3.11.09

Libelo existencialista I



Disseram que aquele homem que falava pouco decidira isolar-se, especialmente de si mesmo, para não sofrer quaisquer influências que fossem. E assim, permitiu que diversas personalidades, mais ou menos ativas em sua gênese comportamental, agissem.

Revezavam-se muitas vezes por minutos, inúmeras manifestações de sua psique. E ele a tudo assistia, por detrás dos olhos, abandonando aos poucos a própria noção de si.

Assistia a sua própria vida desenrolar-se, mas sem se preocupar muito com o que não fosse estritamente objetivo; a cada necessidade que se impunha diante de si, algum fluxo de consciência - o mais adequado para aquele caso, segundo um sofisticado mas imponderável juízo de seleção - assumia o controle de seu corpo, de sua voz, de seu vocabulário e de sua expressão facial para resolver a demanda.

Após algum tempo, sua essência já estava dissolvida. O corpo não era mais do que um veículo de uma existência plural. Tornou-se bem sucedido e precedido pela fama de prudente, eficiente e determinado.

Louros que eram, contudo, colhidos em comunhão. Não havia uma cabeça que pudesse os receber isoladamente.
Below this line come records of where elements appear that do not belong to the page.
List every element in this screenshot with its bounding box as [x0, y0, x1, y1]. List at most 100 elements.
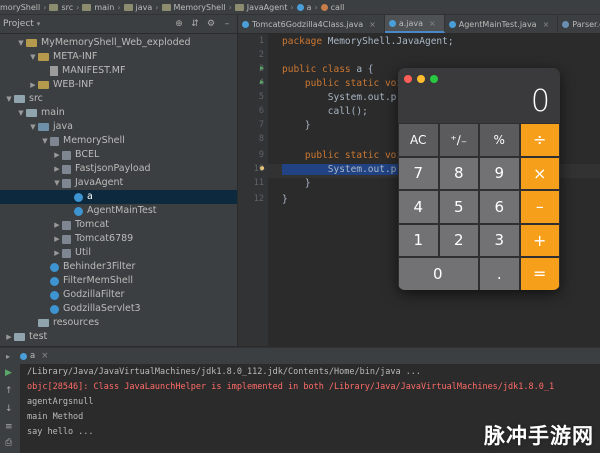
tree-item[interactable]: resources: [0, 316, 237, 330]
tab-agentmaintest[interactable]: AgentMainTest.java ×: [445, 15, 559, 33]
project-panel-title[interactable]: Project: [3, 19, 34, 29]
tree-item[interactable]: ▼ JavaAgent: [0, 176, 237, 190]
chevron-down-icon[interactable]: ▼: [16, 36, 26, 50]
print-icon[interactable]: ⎙: [5, 438, 12, 448]
chevron-right-icon[interactable]: ▶: [52, 218, 62, 232]
chevron-down-icon[interactable]: ▼: [40, 134, 50, 148]
add-button[interactable]: +: [519, 223, 560, 257]
chevron-right-icon[interactable]: ▶: [52, 148, 62, 162]
gear-icon[interactable]: ⚙: [205, 18, 217, 30]
run-icon[interactable]: ▶: [260, 78, 264, 86]
breadcrumb-class[interactable]: a: [307, 3, 312, 12]
digit-0-button[interactable]: 0: [398, 257, 479, 290]
percent-button[interactable]: %: [479, 123, 520, 157]
tree-item[interactable]: MANIFEST.MF: [0, 64, 237, 78]
digit-3-button[interactable]: 3: [479, 223, 520, 257]
tree-item[interactable]: ▶ BCEL: [0, 148, 237, 162]
minimize-window-button[interactable]: [417, 75, 425, 83]
tree-item[interactable]: ▶ FastjsonPayload: [0, 162, 237, 176]
line-number: 12: [253, 194, 264, 204]
digit-8-button[interactable]: 8: [438, 156, 479, 190]
breadcrumb-memoryshell[interactable]: MemoryShell: [174, 3, 226, 12]
minimize-icon[interactable]: –: [221, 18, 233, 30]
digit-4-button[interactable]: 4: [398, 190, 439, 224]
breadcrumb-javaagent[interactable]: JavaAgent: [247, 3, 288, 12]
tree-item[interactable]: ▼ MyMemoryShell_Web_exploded: [0, 36, 237, 50]
tree-item[interactable]: GodzillaServlet3: [0, 302, 237, 316]
project-panel-header: Project ▾ ⊕ ⇵ ⚙ –: [0, 15, 237, 33]
tree-item[interactable]: GodzillaFilter: [0, 288, 237, 302]
chevron-right-icon[interactable]: ▶: [52, 162, 62, 176]
close-icon[interactable]: ×: [543, 20, 550, 29]
wrap-icon[interactable]: ≡: [5, 422, 13, 432]
subtract-button[interactable]: –: [519, 190, 560, 224]
digit-6-button[interactable]: 6: [479, 190, 520, 224]
tree-item[interactable]: ▼ java: [0, 120, 237, 134]
collapse-icon[interactable]: ⇵: [189, 18, 201, 30]
divide-button[interactable]: ÷: [519, 123, 560, 157]
tree-item-label: GodzillaFilter: [63, 289, 125, 300]
tab-label: AgentMainTest.java: [458, 19, 537, 29]
clear-button[interactable]: AC: [398, 123, 439, 157]
tree-item[interactable]: ▶ Tomcat6789: [0, 232, 237, 246]
tab-parser-class[interactable]: Parser.class×: [558, 15, 600, 33]
digit-1-button[interactable]: 1: [398, 223, 439, 257]
tree-item-label: AgentMainTest: [87, 205, 157, 216]
digit-9-button[interactable]: 9: [479, 156, 520, 190]
tree-item[interactable]: FilterMemShell: [0, 274, 237, 288]
chevron-right-icon[interactable]: ▶: [4, 330, 14, 344]
chevron-down-icon[interactable]: ▼: [28, 120, 38, 134]
package-icon: [161, 3, 171, 11]
tree-item[interactable]: ▼ META-INF: [0, 50, 237, 64]
tree-item[interactable]: Behinder3Filter: [0, 260, 237, 274]
package-icon: [50, 136, 59, 146]
sign-toggle-button[interactable]: ⁺∕₋: [438, 123, 479, 157]
scroll-up-icon[interactable]: ↑: [5, 386, 13, 396]
chevron-right-icon[interactable]: ▶: [52, 246, 62, 260]
tree-item[interactable]: ▼ main: [0, 106, 237, 120]
breadcrumb-project[interactable]: moryShell: [0, 3, 40, 12]
breadcrumb-main[interactable]: main: [94, 3, 114, 12]
tree-item[interactable]: ▶ Tomcat: [0, 218, 237, 232]
tree-item[interactable]: ▶ WEB-INF: [0, 78, 237, 92]
close-icon[interactable]: ×: [41, 351, 48, 361]
close-icon[interactable]: ×: [429, 19, 436, 28]
run-icon[interactable]: ▶: [260, 64, 264, 72]
tree-item-label: META-INF: [53, 51, 98, 62]
tree-item[interactable]: AgentMainTest: [0, 204, 237, 218]
scroll-down-icon[interactable]: ↓: [5, 404, 13, 414]
tree-item[interactable]: ▶ test: [0, 330, 237, 344]
locate-icon[interactable]: ⊕: [173, 18, 185, 30]
tree-item[interactable]: ▶ Util: [0, 246, 237, 260]
equals-button[interactable]: =: [519, 257, 560, 290]
chevron-down-icon[interactable]: ▼: [52, 176, 62, 190]
chevron-right-icon[interactable]: ▶: [28, 78, 38, 92]
tree-item[interactable]: ▼ src: [0, 92, 237, 106]
close-window-button[interactable]: [404, 75, 412, 83]
class-icon: [448, 20, 456, 28]
chevron-down-icon[interactable]: ▾: [37, 20, 41, 28]
multiply-button[interactable]: ×: [519, 156, 560, 190]
digit-5-button[interactable]: 5: [438, 190, 479, 224]
run-tab[interactable]: a ×: [20, 351, 48, 361]
breadcrumb-src[interactable]: src: [61, 3, 73, 12]
chevron-down-icon[interactable]: ▼: [4, 92, 14, 106]
chevron-down-icon[interactable]: ▼: [28, 50, 38, 64]
tree-item[interactable]: a: [0, 190, 237, 204]
breadcrumb-java[interactable]: java: [136, 3, 153, 12]
breadcrumb-method[interactable]: call: [331, 3, 345, 12]
rerun-icon[interactable]: ▶: [5, 368, 12, 378]
tab-a-java[interactable]: a.java ×: [384, 15, 445, 33]
chevron-down-icon[interactable]: ▼: [16, 106, 26, 120]
bulb-icon[interactable]: ●: [260, 164, 264, 172]
digit-2-button[interactable]: 2: [438, 223, 479, 257]
calculator-window[interactable]: 0 AC ⁺∕₋% ÷ 7 8 9 × 4 5 6– 1 2 3 +0. =: [398, 68, 560, 290]
tree-item[interactable]: ▼ MemoryShell: [0, 134, 237, 148]
tab-tomcat6godzilla4class[interactable]: Tomcat6Godzilla4Class.java ×: [238, 15, 385, 33]
decimal-button[interactable]: .: [479, 257, 520, 290]
close-icon[interactable]: ×: [369, 20, 376, 29]
chevron-right-icon[interactable]: ▶: [52, 232, 62, 246]
digit-7-button[interactable]: 7: [398, 156, 439, 190]
zoom-window-button[interactable]: [430, 75, 438, 83]
tree-item-label: a: [87, 191, 93, 202]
A difusão mental nele incidente não comportava individualidades distintas, mas uma grande massa de vozerio e gestos adequados ao momennto, todos carentes de história pessoal. Como se tivessem sido convocados cada um deles apenas para a solução da tarefa que se desdobrava naquele instante.

De início, aquelas lacunas propositais deixadas à disposição do acaso eram horas perdidas - chegou a pensar. Eram momentos de 'não-fazer', de 'não-planejar'. Angustiantes e por que não, forçados.

Gradualmente, uma nova consciência surgiu naquele vazio que era o cemitério de todas as poesias.

Se tudo é feito de causa e efeito, nada mais justo que o acaso o abandonasse, na medida em que foi substituído pelo comportamento estudado.

Impecabilidade em alta.

Isto é uma parte proposital da vida do guerreiro. Para escapulir dentro e fora de diferentes mundos você deve permanecer discreto. Quanto mais você ser conhecido e identificado, mais sua liberdade vai ser reduzida. Quando as pessoas tiverem idéias definitivas sobre quem é você e como você vai agir, você não poderá mais se mexer. (...) Se aos poucos você criar uma névoa em torno de si então você não vai ser tomado como garantia e você tem mais espaço para se mexer.